Un revirement spectaculaire après des menaces de guerre
Donald Trump a de nouveau créé la surprise sur la scène diplomatique. Après avoir promis « l'enfer » à l'Iran et évoqué quelques heures plus tôt une possible prise de l'île de Kharg, le président américain a annoncé le 11 juin qu'un accord de paix était « quasiment définitif » et pourrait être signé « ce week-end, en Europe ». Il s'est vanté d'avoir « mis fin à la guerre » au Moyen-Orient, une déclaration qui contraste fortement avec ses précédentes menaces.
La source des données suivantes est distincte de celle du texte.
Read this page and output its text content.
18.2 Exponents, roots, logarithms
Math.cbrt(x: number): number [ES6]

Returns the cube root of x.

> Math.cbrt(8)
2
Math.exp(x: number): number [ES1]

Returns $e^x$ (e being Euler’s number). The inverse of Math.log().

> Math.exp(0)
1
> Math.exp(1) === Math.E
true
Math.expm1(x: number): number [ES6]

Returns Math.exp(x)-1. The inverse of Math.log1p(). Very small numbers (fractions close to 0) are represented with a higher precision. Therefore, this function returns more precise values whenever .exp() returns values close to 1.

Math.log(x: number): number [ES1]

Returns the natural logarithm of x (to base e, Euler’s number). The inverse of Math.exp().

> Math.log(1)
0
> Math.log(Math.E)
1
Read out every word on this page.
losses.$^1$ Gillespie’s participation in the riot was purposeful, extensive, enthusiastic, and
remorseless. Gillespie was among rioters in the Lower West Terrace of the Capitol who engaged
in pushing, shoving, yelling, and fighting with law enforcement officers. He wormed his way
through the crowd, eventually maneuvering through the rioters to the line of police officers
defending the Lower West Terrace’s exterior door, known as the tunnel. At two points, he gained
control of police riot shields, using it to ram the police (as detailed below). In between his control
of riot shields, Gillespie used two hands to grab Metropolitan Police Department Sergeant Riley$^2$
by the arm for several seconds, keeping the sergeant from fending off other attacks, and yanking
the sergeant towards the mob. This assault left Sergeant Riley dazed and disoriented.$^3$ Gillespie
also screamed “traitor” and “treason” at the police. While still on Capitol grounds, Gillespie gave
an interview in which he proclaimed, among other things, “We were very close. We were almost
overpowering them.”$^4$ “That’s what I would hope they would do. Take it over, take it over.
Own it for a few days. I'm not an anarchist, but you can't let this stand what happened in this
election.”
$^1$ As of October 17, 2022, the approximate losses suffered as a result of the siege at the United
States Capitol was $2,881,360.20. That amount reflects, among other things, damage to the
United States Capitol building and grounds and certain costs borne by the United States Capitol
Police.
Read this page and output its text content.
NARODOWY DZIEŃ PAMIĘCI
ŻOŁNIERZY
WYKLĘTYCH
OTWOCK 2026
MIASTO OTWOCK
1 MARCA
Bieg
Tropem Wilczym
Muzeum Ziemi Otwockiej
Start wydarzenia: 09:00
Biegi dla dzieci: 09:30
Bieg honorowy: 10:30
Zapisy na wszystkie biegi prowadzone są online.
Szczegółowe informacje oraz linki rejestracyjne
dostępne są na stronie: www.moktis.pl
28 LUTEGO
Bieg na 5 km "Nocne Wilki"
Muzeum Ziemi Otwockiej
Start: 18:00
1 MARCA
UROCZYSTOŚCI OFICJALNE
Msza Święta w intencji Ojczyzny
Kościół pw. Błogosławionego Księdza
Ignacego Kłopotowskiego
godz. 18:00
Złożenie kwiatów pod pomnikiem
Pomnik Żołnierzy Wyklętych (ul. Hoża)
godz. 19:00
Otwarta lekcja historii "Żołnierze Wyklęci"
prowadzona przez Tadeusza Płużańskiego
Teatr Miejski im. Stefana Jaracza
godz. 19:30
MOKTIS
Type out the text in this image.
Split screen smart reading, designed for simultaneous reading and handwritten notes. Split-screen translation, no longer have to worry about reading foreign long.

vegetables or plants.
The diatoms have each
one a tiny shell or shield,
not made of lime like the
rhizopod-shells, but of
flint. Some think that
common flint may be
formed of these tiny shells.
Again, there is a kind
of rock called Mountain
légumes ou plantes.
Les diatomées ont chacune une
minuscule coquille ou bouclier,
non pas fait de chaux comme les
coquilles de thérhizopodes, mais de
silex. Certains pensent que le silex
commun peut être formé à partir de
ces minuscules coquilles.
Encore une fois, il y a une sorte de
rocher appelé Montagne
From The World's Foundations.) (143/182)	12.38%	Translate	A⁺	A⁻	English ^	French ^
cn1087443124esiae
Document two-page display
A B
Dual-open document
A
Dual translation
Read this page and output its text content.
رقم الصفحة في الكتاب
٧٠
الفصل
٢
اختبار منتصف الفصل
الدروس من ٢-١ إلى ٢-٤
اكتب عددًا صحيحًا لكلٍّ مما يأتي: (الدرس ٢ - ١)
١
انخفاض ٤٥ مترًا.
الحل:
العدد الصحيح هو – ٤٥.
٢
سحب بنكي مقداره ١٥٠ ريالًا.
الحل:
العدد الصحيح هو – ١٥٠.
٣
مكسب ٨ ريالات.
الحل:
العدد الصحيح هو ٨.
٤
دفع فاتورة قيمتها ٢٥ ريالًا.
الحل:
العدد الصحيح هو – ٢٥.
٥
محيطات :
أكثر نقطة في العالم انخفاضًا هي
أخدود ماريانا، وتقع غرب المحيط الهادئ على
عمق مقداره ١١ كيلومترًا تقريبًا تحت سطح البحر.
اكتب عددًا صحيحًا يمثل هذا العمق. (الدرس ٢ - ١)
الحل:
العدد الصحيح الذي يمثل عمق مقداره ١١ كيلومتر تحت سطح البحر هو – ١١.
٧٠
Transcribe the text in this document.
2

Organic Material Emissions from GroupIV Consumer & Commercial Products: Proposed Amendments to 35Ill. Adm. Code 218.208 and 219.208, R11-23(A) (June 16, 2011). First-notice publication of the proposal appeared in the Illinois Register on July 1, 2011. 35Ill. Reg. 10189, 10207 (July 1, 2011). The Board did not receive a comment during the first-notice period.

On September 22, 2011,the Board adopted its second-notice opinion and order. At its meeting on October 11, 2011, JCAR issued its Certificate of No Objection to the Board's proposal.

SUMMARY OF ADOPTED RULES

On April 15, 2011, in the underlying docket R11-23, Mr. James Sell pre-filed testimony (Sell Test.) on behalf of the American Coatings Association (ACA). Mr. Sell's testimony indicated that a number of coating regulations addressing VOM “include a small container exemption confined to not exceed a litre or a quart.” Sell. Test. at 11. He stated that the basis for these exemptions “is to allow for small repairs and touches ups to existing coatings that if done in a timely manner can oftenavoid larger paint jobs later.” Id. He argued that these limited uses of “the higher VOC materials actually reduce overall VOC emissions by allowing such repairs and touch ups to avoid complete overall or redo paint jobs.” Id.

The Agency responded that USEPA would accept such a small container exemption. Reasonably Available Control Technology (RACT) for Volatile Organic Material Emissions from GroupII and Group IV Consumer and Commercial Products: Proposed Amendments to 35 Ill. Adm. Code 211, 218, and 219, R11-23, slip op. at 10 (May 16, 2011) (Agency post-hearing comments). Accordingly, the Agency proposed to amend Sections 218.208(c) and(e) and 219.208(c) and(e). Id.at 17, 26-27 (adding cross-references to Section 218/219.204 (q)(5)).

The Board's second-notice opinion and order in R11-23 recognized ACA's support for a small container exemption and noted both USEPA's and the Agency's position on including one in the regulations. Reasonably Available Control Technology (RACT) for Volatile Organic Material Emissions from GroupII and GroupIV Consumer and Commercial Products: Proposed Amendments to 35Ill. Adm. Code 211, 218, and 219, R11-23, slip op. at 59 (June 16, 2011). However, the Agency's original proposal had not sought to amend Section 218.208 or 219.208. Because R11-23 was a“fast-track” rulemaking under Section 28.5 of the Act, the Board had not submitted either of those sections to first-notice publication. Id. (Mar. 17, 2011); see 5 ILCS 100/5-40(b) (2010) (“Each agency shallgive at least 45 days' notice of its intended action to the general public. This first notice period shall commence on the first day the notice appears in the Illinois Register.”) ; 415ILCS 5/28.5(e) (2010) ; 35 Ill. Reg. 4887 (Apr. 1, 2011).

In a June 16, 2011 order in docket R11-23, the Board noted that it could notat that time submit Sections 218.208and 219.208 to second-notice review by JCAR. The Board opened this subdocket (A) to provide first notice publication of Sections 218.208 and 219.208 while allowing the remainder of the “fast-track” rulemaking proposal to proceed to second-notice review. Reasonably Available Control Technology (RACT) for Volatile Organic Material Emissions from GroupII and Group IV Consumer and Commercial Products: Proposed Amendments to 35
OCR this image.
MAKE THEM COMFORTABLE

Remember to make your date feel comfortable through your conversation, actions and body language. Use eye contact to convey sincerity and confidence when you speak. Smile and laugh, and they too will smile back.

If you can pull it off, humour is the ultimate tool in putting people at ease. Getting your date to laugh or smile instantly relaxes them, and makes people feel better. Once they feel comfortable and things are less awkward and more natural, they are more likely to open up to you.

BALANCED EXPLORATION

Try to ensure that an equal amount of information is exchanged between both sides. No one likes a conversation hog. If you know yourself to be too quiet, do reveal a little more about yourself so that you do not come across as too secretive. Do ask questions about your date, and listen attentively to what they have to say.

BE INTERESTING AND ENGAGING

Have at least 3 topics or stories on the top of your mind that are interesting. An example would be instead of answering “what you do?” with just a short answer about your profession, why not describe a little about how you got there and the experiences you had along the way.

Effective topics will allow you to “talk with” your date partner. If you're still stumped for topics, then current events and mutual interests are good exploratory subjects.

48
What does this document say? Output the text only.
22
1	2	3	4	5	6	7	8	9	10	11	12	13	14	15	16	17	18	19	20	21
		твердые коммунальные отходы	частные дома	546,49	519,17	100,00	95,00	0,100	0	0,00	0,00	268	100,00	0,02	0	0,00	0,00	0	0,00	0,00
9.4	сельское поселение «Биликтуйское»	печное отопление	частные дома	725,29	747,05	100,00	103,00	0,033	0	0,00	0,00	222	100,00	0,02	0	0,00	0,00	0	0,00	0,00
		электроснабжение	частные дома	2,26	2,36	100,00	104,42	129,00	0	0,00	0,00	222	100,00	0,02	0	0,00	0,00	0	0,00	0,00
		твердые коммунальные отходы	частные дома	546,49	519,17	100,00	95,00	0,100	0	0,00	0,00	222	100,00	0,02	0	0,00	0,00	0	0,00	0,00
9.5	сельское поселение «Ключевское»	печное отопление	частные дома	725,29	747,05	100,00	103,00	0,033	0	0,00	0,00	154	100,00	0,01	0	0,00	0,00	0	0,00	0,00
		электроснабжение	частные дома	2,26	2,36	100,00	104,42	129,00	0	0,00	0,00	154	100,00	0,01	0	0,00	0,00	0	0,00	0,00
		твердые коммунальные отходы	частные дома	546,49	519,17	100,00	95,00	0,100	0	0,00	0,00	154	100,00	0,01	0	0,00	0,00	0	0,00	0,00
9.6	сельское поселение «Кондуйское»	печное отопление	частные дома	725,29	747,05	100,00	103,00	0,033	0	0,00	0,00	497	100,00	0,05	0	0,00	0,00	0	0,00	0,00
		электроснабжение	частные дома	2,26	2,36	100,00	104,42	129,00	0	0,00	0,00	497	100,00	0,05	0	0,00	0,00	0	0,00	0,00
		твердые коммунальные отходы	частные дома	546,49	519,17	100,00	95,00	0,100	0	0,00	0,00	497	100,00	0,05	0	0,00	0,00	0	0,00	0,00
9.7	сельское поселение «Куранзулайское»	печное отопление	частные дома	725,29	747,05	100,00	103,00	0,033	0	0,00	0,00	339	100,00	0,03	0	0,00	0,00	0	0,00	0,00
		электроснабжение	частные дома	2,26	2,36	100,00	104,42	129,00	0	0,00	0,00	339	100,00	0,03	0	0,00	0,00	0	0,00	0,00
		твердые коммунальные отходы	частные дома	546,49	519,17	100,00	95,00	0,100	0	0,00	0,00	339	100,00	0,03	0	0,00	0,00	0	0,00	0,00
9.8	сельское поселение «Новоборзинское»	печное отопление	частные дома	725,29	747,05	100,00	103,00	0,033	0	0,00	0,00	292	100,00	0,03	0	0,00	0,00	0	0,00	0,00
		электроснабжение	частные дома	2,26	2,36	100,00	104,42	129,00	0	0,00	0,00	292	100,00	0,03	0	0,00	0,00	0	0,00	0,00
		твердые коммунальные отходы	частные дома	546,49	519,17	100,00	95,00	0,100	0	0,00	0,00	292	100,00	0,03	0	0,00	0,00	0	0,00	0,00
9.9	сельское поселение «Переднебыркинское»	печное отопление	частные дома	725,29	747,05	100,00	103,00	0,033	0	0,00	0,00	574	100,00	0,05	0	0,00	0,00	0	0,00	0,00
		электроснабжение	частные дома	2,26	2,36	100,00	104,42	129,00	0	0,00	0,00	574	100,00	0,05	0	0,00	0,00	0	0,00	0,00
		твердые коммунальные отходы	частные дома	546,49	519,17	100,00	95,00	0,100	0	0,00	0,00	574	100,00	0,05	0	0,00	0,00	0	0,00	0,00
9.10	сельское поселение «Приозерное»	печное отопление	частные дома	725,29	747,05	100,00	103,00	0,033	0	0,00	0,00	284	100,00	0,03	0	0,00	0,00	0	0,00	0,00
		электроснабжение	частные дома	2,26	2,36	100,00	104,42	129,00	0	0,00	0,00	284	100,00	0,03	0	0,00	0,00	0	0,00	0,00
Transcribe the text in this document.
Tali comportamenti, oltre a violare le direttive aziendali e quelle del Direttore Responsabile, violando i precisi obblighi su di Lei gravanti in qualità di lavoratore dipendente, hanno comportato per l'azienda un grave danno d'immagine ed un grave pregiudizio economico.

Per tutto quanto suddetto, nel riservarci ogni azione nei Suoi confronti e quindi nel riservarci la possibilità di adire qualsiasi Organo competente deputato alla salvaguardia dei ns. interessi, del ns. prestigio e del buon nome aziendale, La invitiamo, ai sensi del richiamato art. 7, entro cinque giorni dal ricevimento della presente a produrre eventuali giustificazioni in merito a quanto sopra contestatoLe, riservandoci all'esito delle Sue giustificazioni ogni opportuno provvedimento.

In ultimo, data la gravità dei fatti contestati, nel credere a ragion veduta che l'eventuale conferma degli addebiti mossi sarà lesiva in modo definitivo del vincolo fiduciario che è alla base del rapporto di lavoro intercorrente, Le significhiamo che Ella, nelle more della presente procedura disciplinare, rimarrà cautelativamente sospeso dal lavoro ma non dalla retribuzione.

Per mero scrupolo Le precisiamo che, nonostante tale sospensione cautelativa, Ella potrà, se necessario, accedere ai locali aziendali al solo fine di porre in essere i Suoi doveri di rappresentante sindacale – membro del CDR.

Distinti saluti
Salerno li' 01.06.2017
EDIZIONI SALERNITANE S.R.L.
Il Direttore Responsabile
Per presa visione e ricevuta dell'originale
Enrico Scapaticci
Téhéran dément toute finalisation
Les autorités iraniennes ont rapidement tempéré cette annonce. Un porte-parole du ministère des Affaires étrangères a déclaré que « rien n'est finalisé », insistant sur le fait que les négociations se poursuivaient et qu'aucun accord définitif n'avait été conclu. Cette position de Téhéran vise à clarifier que le processus diplomatique reste en cours, malgré les affirmations de Washington.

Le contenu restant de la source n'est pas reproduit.